Predictive Dynamic Model of a Carbon Capture System: Pilot Scale Validation at National Carbon Capture Center | AIChE

Predictive Dynamic Model of a Carbon Capture System: Pilot Scale Validation at National Carbon Capture Center

Predictive dynamic models are essential for effectively scaling up CO2 capture systems, predicting their transient response, and developing efficient control strategies for optimal performance in the face of real world disturbances such as changes in flue gas flowrate, composition, and temperature. Because typical amine-based systems are highly non-ideal and can exhibit large nonlinearities, validation of dynamic models using experimental data is crucial to ensure their predictivity. The U.S. Department of Energy’s Carbon Capture Simulation Initiative (CCSI) process modeling team has been working on developing such a predictive dynamic model. The team recently collaborated with the National Carbon Capture Center (NCCC) in Wilsonville, AL to obtain dynamic data from an MEA test campaign for validating its dynamic model. The resulting model demonstrates how a reliable predictive capability can be developed to help reduce risk during subsequent scale up.
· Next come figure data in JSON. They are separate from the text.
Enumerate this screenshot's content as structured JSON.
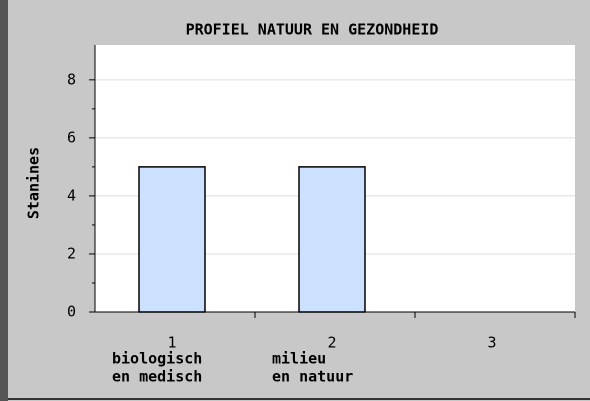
{
  "chart_data": {
    "type": "bar",
    "title": "PROFIEL NATUUR EN GEZONDHEID",
    "y_label": "Stanines",
    "categories": [
      "1",
      "2",
      "3"
    ],
    "descriptions": [
      [
        "biologisch",
        "en medisch"
      ],
      [
        "milieu",
        "en natuur"
      ],
      null
    ],
    "values": [
      5,
      5,
      null
    ],
    "color": "#cce0ff",
    "ylim": [
      0,
      9.2
    ],
    "yticks": [
      0,
      2,
      4,
      6,
      8
    ],
    "grid": true
  }
}
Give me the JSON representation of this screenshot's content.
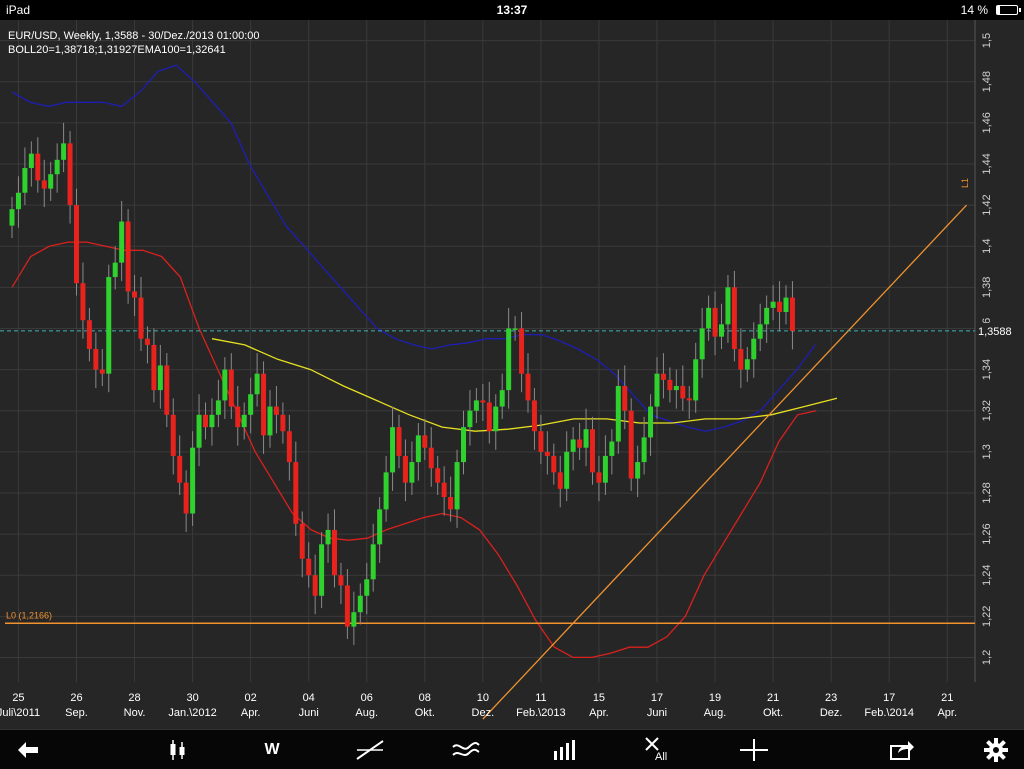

The dynamic model is based on a highly predictive steady state model developed by the CCSI process modeling team and has been implemented in both Aspen Plus® and gPROMS®. The physical property, mass transfer, and hydraulic models have been validated using comprehensive lab-scale, bench-scale, pilot-scale, and wetted wall column data. A number of user models have been developed to complement the inaccuracies in the library models available in these commercial software. While most of the test runs reported in the literature are steady-state and focus on a narrow operating range, the operating conditions in the test runs conducted at NCCC were varied widely to enable the full range of model performance to be validated. The dynamic runs were conducted by introducing carefully-designed step changes in the solvent, flue gas, and reboiler steam flowrates and recording the transients of all key variables. In addition, the dynamic runs maintained persistence of excitation of the process in order to provide information across the entire spectrum of data including both high and low frequency information. The measured data include transient response of all the sensors in the pilot plant including the gas composition sensors. Due to lags in the liquid solvent measurement apparatus, lean and rich liquid solvent samples were manually collected every 5 minutes and analyzed in the NCCC laboratory for composition and loading. Since a number of sensors provided noisy and erroneous data and a few key measurements were not available, a dynamic data reconciliation approach was developed for gross error detection and identification concurrent with dynamic model validation. Because the process model was implemented in commercial software where the equality and inequality constraints stemming from the process models are not analytically available, a novel dynamic optimization technique was developed using a sequential optimization approach. Due to the large size of the observed data space and because the high-dimensional model includes the entire CO2 capture system and balance of plant, a number of approaches were developed to keep the computational expense tractable. The results show interesting transient response that would be crucial to consider for developing efficient control strategies.